Ensure the messages are being understood by all employees.

Even with the input of employees, an great messaging content for your Communications and that projects confidence and competence, how do employers know whether their messages are not only being read, but being understood by their employees?

This is where direct managers and supervisors play a vital role. Managers are the most trusted resource from a communications standpoint. A well thought-out Communications Plan will pre-notify managers and supervisors, enlisting them to reinforce messaging and decisions.

You can watch the entire video Lunch and Learn below, or read the take-aways from Robin’s blog article here.

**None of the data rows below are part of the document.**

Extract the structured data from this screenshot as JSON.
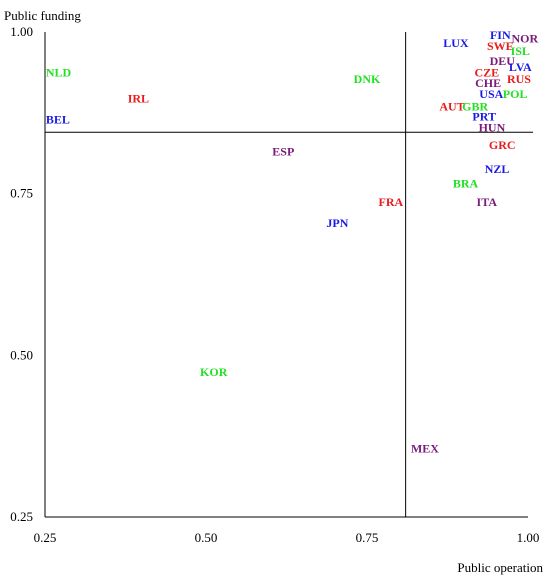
{
  "chart_data": {
    "type": "scatter",
    "xlabel": "Public operation",
    "ylabel": "Public funding",
    "xlim": [
      0.25,
      1.0
    ],
    "ylim": [
      0.25,
      1.0
    ],
    "xticks": [
      "0.25",
      "0.50",
      "0.75",
      "1.00"
    ],
    "yticks": [
      "0.25",
      "0.50",
      "0.75",
      "1.00"
    ],
    "reference_lines": {
      "x": 0.81,
      "y": 0.845
    },
    "colors": {
      "green": "#22e022",
      "red": "#e81c1c",
      "blue": "#1a1ae6",
      "purple": "#7a1a7a"
    },
    "points": [
      {
        "label": "FIN",
        "x": 0.957,
        "y": 0.995,
        "color": "blue"
      },
      {
        "label": "NOR",
        "x": 0.995,
        "y": 0.99,
        "color": "purple"
      },
      {
        "label": "LUX",
        "x": 0.888,
        "y": 0.983,
        "color": "blue"
      },
      {
        "label": "SWE",
        "x": 0.957,
        "y": 0.978,
        "color": "red"
      },
      {
        "label": "ISL",
        "x": 0.988,
        "y": 0.971,
        "color": "green"
      },
      {
        "label": "DEU",
        "x": 0.96,
        "y": 0.955,
        "color": "purple"
      },
      {
        "label": "LVA",
        "x": 0.988,
        "y": 0.946,
        "color": "blue"
      },
      {
        "label": "NLD",
        "x": 0.271,
        "y": 0.937,
        "color": "green"
      },
      {
        "label": "CZE",
        "x": 0.936,
        "y": 0.937,
        "color": "red"
      },
      {
        "label": "DNK",
        "x": 0.75,
        "y": 0.927,
        "color": "green"
      },
      {
        "label": "RUS",
        "x": 0.986,
        "y": 0.927,
        "color": "red"
      },
      {
        "label": "CHE",
        "x": 0.938,
        "y": 0.921,
        "color": "purple"
      },
      {
        "label": "USA",
        "x": 0.943,
        "y": 0.904,
        "color": "blue"
      },
      {
        "label": "POL",
        "x": 0.98,
        "y": 0.904,
        "color": "green"
      },
      {
        "label": "IRL",
        "x": 0.395,
        "y": 0.897,
        "color": "red"
      },
      {
        "label": "AUT",
        "x": 0.882,
        "y": 0.885,
        "color": "red"
      },
      {
        "label": "GBR",
        "x": 0.918,
        "y": 0.885,
        "color": "green"
      },
      {
        "label": "BEL",
        "x": 0.27,
        "y": 0.865,
        "color": "blue"
      },
      {
        "label": "PRT",
        "x": 0.932,
        "y": 0.869,
        "color": "blue"
      },
      {
        "label": "HUN",
        "x": 0.944,
        "y": 0.852,
        "color": "purple"
      },
      {
        "label": "GRC",
        "x": 0.96,
        "y": 0.825,
        "color": "red"
      },
      {
        "label": "ESP",
        "x": 0.62,
        "y": 0.815,
        "color": "purple"
      },
      {
        "label": "NZL",
        "x": 0.952,
        "y": 0.788,
        "color": "blue"
      },
      {
        "label": "BRA",
        "x": 0.903,
        "y": 0.766,
        "color": "green"
      },
      {
        "label": "FRA",
        "x": 0.787,
        "y": 0.737,
        "color": "red"
      },
      {
        "label": "ITA",
        "x": 0.936,
        "y": 0.737,
        "color": "purple"
      },
      {
        "label": "JPN",
        "x": 0.704,
        "y": 0.705,
        "color": "blue"
      },
      {
        "label": "KOR",
        "x": 0.512,
        "y": 0.474,
        "color": "green"
      },
      {
        "label": "MEX",
        "x": 0.84,
        "y": 0.356,
        "color": "purple"
      }
    ]
  }
}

Communications in an ever-changing environment can be especially tricky. A well-thought out Communications Plan that takes into account employee feedback, projects consistent values even amidst changing tactics, and is reinforced by trusted managers will go a long way in reassuring your employees that you are all in this together, and that they can continue confidently in their roles, and that the Leadership Team has their best interests at heart when making and communicating information and decisions.